Attention to issues of social inequality has increased considerably in recent years. Some see such political events as BREXIT, the 2016 US presidential election and the strengthening of the right-wing populist German party AfD as the consequence of growing economic inequalities and the lack of functioning democratic means to counter them. French economist Thomas Piketty’s bestseller, Capital in the Twenty-First Century, has also increased awareness of inequality. Based on a historical analysis of fiscal data, Piketty argues that capitalism has a tendency to increase inequality. Piketty’s historical research is underpinned not least by the fact that an increase in income inequality has been observed in recent decades, particularly in the Anglo-American region. This is often seen in the context of technological change, which is leading to drastic economic and social changes.

The BFH research project – conducted in cooperation with the University of Bern – demonstrates the prevalence of income and wealth inequality in Switzerland. It also explores the question of whether technological change necessarily increases inequality.

The project shows that social science research can contribute to an understanding of these current societal developments by revealing the extent to which inequalities exist, how they change and which factors play a role in the change. New results are posted regularly on the project website.

  • Hümbelin, Oliver, Rudolf Farys & Tina Richard (in press): «Ungleichheit und Steuern – Steuerdatenbasierte Einblicke in die redistributiven Effekte des Schweizer Steuersystems» In: Sébastien Guex, Gisela Hürlimann, Matthieu Leimgruber (Hg.). «Steuern und Ungleichheit» Zürich: Chronos (erscheint im August 2021)

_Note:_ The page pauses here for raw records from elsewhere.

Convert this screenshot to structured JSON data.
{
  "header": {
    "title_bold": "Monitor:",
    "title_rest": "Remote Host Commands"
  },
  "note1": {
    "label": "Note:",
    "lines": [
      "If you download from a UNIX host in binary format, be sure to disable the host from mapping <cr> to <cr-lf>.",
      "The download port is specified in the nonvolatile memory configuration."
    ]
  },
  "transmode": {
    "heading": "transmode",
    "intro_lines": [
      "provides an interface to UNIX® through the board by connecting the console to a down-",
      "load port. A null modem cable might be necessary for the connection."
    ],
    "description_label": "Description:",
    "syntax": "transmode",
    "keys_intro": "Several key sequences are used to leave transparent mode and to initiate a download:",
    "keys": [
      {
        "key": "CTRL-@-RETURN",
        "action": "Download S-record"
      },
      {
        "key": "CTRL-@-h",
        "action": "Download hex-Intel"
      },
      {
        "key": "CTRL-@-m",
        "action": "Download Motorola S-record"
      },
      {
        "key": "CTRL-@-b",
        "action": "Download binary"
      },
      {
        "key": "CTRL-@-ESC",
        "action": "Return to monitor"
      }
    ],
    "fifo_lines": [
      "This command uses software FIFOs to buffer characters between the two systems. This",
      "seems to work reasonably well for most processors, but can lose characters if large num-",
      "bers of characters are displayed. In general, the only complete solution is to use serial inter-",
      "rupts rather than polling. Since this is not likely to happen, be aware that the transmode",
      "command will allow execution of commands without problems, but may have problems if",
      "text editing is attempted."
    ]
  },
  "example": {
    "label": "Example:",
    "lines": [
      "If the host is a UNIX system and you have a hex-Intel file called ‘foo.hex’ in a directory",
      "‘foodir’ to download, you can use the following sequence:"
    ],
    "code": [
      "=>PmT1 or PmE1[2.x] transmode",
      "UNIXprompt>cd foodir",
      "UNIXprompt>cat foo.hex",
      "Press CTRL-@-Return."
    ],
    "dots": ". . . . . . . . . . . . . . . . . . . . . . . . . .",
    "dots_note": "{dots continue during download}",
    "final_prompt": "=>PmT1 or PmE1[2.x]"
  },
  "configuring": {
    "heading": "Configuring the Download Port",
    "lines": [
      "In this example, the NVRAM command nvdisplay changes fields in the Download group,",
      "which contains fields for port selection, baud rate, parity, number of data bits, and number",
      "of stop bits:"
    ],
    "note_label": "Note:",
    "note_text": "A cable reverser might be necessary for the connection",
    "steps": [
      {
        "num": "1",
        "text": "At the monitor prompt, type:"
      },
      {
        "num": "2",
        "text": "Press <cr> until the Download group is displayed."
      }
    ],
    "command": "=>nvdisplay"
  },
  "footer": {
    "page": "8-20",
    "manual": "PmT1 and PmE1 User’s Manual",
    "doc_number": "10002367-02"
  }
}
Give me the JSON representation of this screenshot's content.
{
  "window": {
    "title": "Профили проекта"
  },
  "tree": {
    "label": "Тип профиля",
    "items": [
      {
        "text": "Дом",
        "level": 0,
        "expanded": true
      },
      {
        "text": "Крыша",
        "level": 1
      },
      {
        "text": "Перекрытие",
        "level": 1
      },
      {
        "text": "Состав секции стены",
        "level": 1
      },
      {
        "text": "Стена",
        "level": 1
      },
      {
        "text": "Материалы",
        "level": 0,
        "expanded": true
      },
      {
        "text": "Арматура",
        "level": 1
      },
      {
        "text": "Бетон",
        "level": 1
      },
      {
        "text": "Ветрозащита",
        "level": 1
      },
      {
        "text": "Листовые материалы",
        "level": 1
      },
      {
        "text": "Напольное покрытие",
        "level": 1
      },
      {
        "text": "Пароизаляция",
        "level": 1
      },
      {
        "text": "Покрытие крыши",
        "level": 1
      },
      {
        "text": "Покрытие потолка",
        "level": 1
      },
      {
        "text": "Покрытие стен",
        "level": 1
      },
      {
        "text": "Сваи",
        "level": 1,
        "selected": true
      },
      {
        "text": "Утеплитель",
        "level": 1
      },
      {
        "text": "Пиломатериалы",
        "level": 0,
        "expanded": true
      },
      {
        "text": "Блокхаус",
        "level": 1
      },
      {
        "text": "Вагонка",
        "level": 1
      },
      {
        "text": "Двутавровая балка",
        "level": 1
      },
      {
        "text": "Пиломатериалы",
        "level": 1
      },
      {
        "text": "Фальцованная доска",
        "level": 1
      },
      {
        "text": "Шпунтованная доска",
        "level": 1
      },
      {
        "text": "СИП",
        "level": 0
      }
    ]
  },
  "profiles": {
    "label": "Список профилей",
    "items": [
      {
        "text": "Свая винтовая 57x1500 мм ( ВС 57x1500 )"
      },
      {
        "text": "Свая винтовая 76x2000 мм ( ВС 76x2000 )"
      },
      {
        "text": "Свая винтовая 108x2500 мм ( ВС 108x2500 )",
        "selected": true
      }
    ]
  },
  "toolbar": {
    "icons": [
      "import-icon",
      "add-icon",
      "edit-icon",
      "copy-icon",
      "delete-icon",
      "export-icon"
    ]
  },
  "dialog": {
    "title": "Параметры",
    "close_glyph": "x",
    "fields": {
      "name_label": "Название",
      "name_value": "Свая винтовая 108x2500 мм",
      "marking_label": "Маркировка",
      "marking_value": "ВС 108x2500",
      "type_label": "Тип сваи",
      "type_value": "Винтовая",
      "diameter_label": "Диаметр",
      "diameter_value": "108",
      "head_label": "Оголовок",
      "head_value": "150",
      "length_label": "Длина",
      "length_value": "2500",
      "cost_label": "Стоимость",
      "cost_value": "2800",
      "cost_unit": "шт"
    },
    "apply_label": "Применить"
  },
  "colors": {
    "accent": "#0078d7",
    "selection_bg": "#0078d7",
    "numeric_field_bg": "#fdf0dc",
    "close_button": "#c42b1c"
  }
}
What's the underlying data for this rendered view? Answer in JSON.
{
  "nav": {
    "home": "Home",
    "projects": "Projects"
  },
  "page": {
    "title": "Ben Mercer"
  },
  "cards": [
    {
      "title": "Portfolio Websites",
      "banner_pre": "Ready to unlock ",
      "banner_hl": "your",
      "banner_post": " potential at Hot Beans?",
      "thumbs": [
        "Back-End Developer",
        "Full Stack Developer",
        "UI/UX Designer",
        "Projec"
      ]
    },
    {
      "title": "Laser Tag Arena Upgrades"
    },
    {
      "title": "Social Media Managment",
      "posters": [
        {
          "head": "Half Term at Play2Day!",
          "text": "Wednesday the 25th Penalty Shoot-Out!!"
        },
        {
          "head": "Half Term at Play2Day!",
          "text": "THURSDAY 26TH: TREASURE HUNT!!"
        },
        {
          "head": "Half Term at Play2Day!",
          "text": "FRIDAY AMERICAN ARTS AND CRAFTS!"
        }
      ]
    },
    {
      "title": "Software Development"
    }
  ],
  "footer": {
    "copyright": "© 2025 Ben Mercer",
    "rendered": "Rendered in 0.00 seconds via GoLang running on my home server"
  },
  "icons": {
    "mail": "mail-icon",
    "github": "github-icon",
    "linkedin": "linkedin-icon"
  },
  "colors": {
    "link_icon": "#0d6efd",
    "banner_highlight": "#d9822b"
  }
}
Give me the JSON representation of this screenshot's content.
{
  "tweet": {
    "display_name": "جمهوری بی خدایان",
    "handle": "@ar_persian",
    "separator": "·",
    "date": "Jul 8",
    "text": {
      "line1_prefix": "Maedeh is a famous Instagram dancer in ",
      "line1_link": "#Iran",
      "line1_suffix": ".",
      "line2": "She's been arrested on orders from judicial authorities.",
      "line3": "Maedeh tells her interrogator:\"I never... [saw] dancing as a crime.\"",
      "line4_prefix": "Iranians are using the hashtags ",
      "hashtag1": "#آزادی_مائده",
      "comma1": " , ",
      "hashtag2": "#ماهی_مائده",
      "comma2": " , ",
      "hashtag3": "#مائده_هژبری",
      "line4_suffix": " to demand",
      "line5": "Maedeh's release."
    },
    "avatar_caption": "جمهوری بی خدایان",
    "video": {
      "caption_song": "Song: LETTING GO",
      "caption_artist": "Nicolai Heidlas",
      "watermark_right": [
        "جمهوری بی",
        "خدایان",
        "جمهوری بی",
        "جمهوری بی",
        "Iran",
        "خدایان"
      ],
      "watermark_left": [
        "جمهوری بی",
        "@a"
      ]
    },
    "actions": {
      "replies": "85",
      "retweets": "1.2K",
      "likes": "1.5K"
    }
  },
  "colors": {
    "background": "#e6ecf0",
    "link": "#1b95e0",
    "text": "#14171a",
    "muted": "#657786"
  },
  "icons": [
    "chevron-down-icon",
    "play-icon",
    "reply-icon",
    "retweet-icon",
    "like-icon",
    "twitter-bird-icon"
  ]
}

Non-use of social benefits and the limits of the welfare state

Those who fall below the subsistence level in the modern welfare state may receive social assistance to protect them from poverty. However, this right is not always exercised. For a long time, there were only estimates of the proportion of people who do not claim social assistance and other benefits from the Swiss welfare state.

BFH has developed a model that provides that information. It can be used to estimate entitlement for all Bern households by placing basic needs for subsistence, health care and housing costs alongside tax data on income and assets. The number of eligible persons determined in this way can then be compared with the social assistance statistics of the federal government.

Conclusions: A quarter of those entitled do not apply for social assistance in the canton of Bern. Significant regional differences became apparent. BFH used these differences to explore whether social norms influence the use of welfare benefits. The researchers inferred social norms from the level of urban development, language region and municipal voter shares of left- and right-wing parties. Using multiple regression analyses extended with robustness checks, BFH was able to demonstrate that social norms have an influence on individuals’ tendency to apply for social assistance.